Jika Puasa adalah Pertanyaan, Inilah Jawabannya
Dikala dipenghujung bulan suci, sebagian besar umat manusia sudah merasa menang. Ya, menang menahan lapar, haus, hawa nafsu dan tindakan ceroboh lainnya. Mereka hampir berhasil melewati bulan Ramadan tahun ini dengan clean-sheet.
Untuk diterima atau tidaknya itu urusan pribadi dan Allah. Hanya berdua yang tau. Yang jelas kita sudah berdoa dan berharap semoga amalan kita diterima oleh-Nya. Namun jika dilihat dari segi perasaan, apakah puasa kita berdampak pada diri masing-masing? Jawabannya hanya diri sendiri yang tahu.
Puasa adalah amalan yang sangat rahasia. Individual. Orang lain tak tahu dan tak perlu tau. Hanya diri sendiri yang bisa menilai. Dan yang menjadi pertanyaan kedua adalah, apakah kita mau menilai dan mengoreksi puasa kita? Lagi-lagi jawabannya hanya diri sendiri yang tahu.
Pernah dengar tingkatan orang puasa menurut Imam Ghazali? Menurutnya ada 3 tingkatan. Yang pertama adalah orang yang rugi. Jika puasanya hanya menahan makan, minum dan hawa nafsu saja. Mereka berpuasa tapi hanya mendapatkan sedikit pahala. Yang kedua adalah puasanya orang sholeh. Selain menahan yang saya sebutkan diatas, juga menahan panca indra ini untuk melakukan perbuatan dari segala macam bentuk dosa. Pada tingkatan ini, menurut Imam Ghazali, hatinya selalu keadaan cemas dan berharap karena tidak diketahui apakah puasanya diterima oleh-Nya. Dan yang ketiga adalah tingkatan puasanya para Nabi dan shadiqqin. Selain hal yang diatas, hati kita juga puasa dari segala keinginan yang bersifat duniawi dan selalu mengingat Allah disetiap waktu. Kita berada ditingkatan berapa? Hanya diri kita yang tau.
Jika puasa adalah sebuah pertanyaan dan membutuhkan jawaban, lantas apakah jawaban yang pantas? Benar. Perubahan sikap kita adalah jawabannya. Dari segi perasaan sikap lah yang memerlukan puasa. Kita dituntut untuk melakukan perbuatan yang berguna dan bermanfaat baik bagi diri sendiri maupun orang lain.

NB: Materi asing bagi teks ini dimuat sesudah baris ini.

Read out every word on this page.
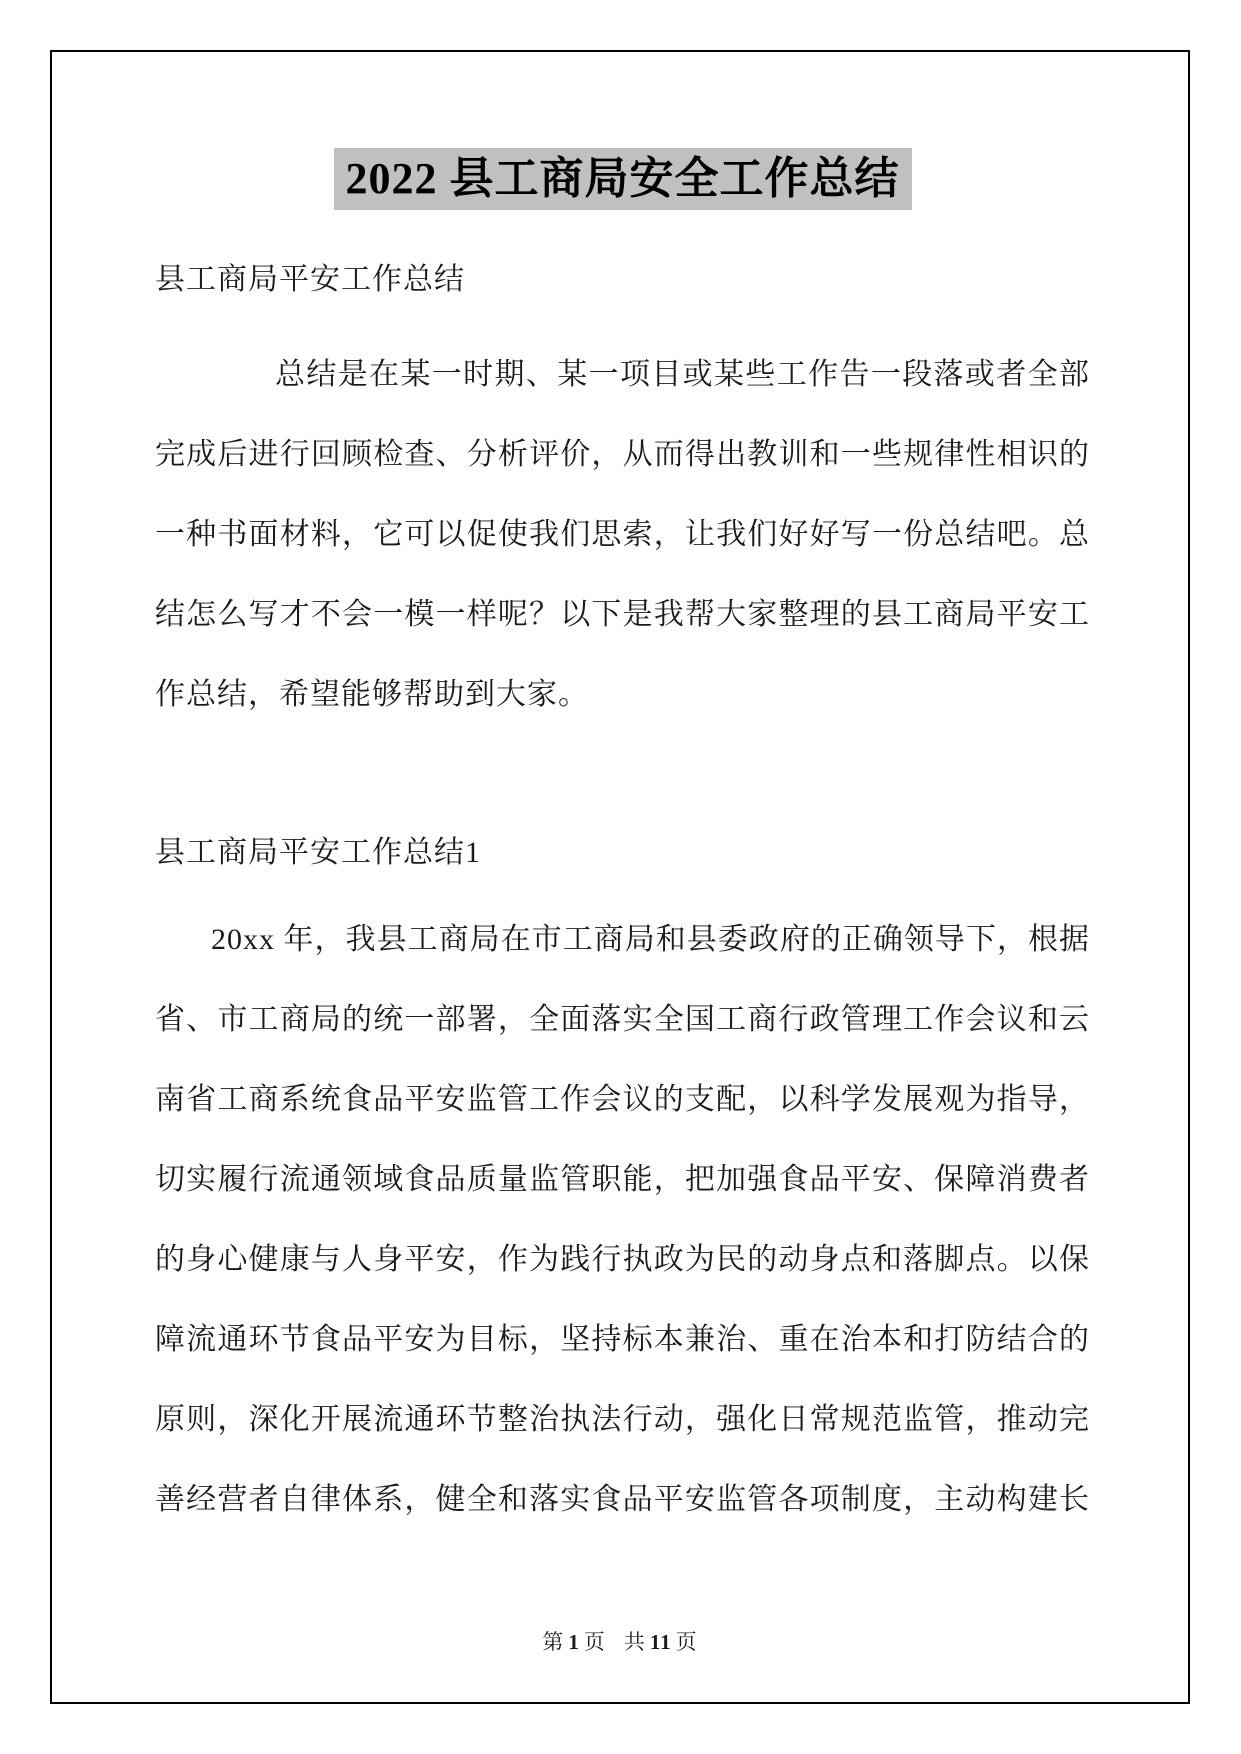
2022 县工商局安全工作总结
县工商局平安工作总结
总结是在某一时期、某一项目或某些工作告一段落或者全部
完成后进行回顾检查、分析评价，从而得出教训和一些规律性相识的
一种书面材料，它可以促使我们思索，让我们好好写一份总结吧。总
结怎么写才不会一模一样呢？以下是我帮大家整理的县工商局平安工
作总结，希望能够帮助到大家。
县工商局平安工作总结1
20xx 年，我县工商局在市工商局和县委政府的正确领导下，根据
省、市工商局的统一部署，全面落实全国工商行政管理工作会议和云
南省工商系统食品平安监管工作会议的支配，以科学发展观为指导，
切实履行流通领域食品质量监管职能，把加强食品平安、保障消费者
的身心健康与人身平安，作为践行执政为民的动身点和落脚点。以保
障流通环节食品平安为目标，坚持标本兼治、重在治本和打防结合的
原则，深化开展流通环节整治执法行动，强化日常规范监管，推动完
善经营者自律体系，健全和落实食品平安监管各项制度，主动构建长
第 1 页 共 11 页
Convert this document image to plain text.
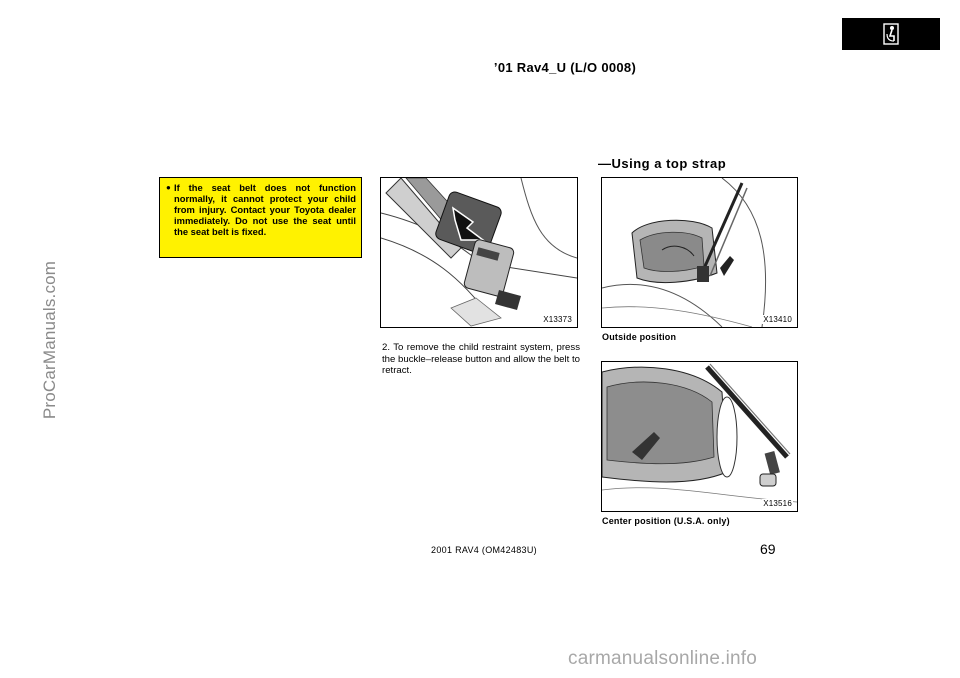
ProCarManuals.com
’01 Rav4_U (L/O 0008)
—Using a top strap
● If the seat belt does not function normally, it cannot protect your child from injury. Contact your Toyota dealer immediately. Do not use the seat until the seat belt is fixed.
X13373
2. To remove the child restraint system, press the buckle–release button and allow the belt to retract.
X13410
Outside position
X13516
Center position (U.S.A. only)
2001 RAV4 (OM42483U)	69
carmanualsonline.info
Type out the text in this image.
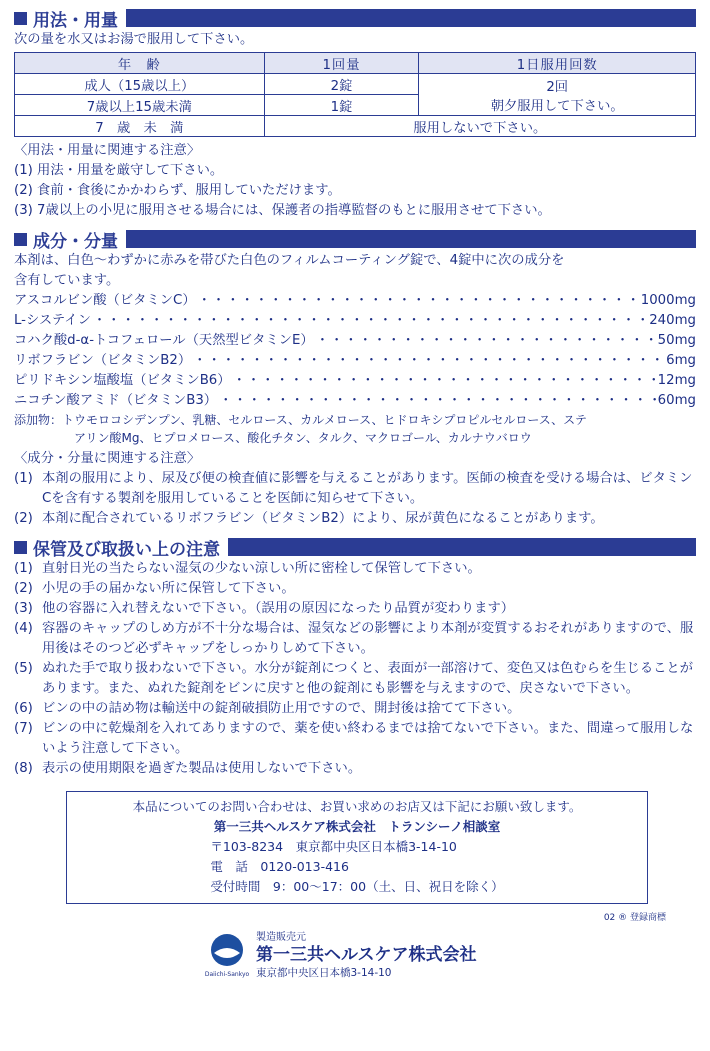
用法・用量
次の量を水又はお湯で服用して下さい。
年　齢	1回量	1日服用回数
成人（15歳以上）	2錠	2回
朝夕服用して下さい。

7歳以上15歳未満	1錠	
7　歳　未　満	服用しないで下さい。	
〈用法・用量に関連する注意〉
(1) 用法・用量を厳守して下さい。
(2) 食前・食後にかかわらず、服用していただけます。
(3) 7歳以上の小児に服用させる場合には、保護者の指導監督のもとに服用させて下さい。
成分・分量
本剤は、白色～わずかに赤みを帯びた白色のフィルムコーティング錠で、4錠中に次の成分を
含有しています。
アスコルビン酸（ビタミンC） ・・・・・・・・・・・・・・・・・・・・・・・・・・・・・・・・・・・・・・・・・・・・・・・・・・・・・・・・・・・・・・・・・・・・	1000mg
L-システイン ・・・・・・・・・・・・・・・・・・・・・・・・・・・・・・・・・・・・・・・・・・・・・・・・・・・・・・・・・・・・・・・・・・・・	240mg
コハク酸d-α-トコフェロール（天然型ビタミンE） ・・・・・・・・・・・・・・・・・・・・・・・・・・・・・・・・・・・・・・・・・・・・・・・・・・・・・・・・・・・・・・・・・・・・	50mg
リボフラビン（ビタミンB2） ・・・・・・・・・・・・・・・・・・・・・・・・・・・・・・・・・・・・・・・・・・・・・・・・・・・・・・・・・・・・・・・・・・・・	6mg
ピリドキシン塩酸塩（ビタミンB6） ・・・・・・・・・・・・・・・・・・・・・・・・・・・・・・・・・・・・・・・・・・・・・・・・・・・・・・・・・・・・・・・・・・・・	12mg
ニコチン酸アミド（ビタミンB3） ・・・・・・・・・・・・・・・・・・・・・・・・・・・・・・・・・・・・・・・・・・・・・・・・・・・・・・・・・・・・・・・・・・・・	60mg
添加物：トウモロコシデンプン、乳糖、セルロース、カルメロース、ヒドロキシプロピルセルロース、ステ
アリン酸Mg、ヒプロメロース、酸化チタン、タルク、マクロゴール、カルナウバロウ
〈成分・分量に関連する注意〉
(1) 本剤の服用により、尿及び便の検査値に影響を与えることがあります。医師の検査を受ける場合は、ビタミンCを含有する製剤を服用していることを医師に知らせて下さい。
(2) 本剤に配合されているリボフラビン（ビタミンB2）により、尿が黄色になることがあります。
保管及び取扱い上の注意
(1) 直射日光の当たらない湿気の少ない涼しい所に密栓して保管して下さい。
(2) 小児の手の届かない所に保管して下さい。
(3) 他の容器に入れ替えないで下さい。（誤用の原因になったり品質が変わります）
(4) 容器のキャップのしめ方が不十分な場合は、湿気などの影響により本剤が変質するおそれがありますので、服用後はそのつど必ずキャップをしっかりしめて下さい。
(5) ぬれた手で取り扱わないで下さい。水分が錠剤につくと、表面が一部溶けて、変色又は色むらを生じることがあります。また、ぬれた錠剤をビンに戻すと他の錠剤にも影響を与えますので、戻さないで下さい。
(6) ビンの中の詰め物は輸送中の錠剤破損防止用ですので、開封後は捨てて下さい。
(7) ビンの中に乾燥剤を入れてありますので、薬を使い終わるまでは捨てないで下さい。また、間違って服用しないよう注意して下さい。
(8) 表示の使用期限を過ぎた製品は使用しないで下さい。
本品についてのお問い合わせは、お買い求めのお店又は下記にお願い致します。
第一三共ヘルスケア株式会社　トランシーノ相談室
〒103-8234　東京都中央区日本橋3-14-10
電　話　0120-013-416
受付時間　9：00～17：00（土、日、祝日を除く）
02 ® 登録商標
Daiichi-Sankyo
製造販売元
第一三共ヘルスケア株式会社
東京都中央区日本橋3-14-10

Sikap ini perlu koreksi dan perbaruan. Banyak dari kita melakukan tindakan yang sia-sia bahkan merusak bangsa karena sikap dan moral kita. Mereka tidak mau menengok apa manfaat puasa dari segi perasaan. Dengan adanya bulan puasa tiap tahun kita dituntut untuk melakukan perbuatan yang positif dan menginggalkan yang keji terutama dalam urusan umat.
Jikalau setiap insan di negeri ini bisa menjaga sikap dan tingkah lakunya dari perbuatan yang tercela, maka negeri ini akan menjadi negeri yang kita harapkan.
Semoga dengan adanya bulan Ramadan ini sikap kita terhadap apapun dan siapapun menjadi lebih baik. Aamiin.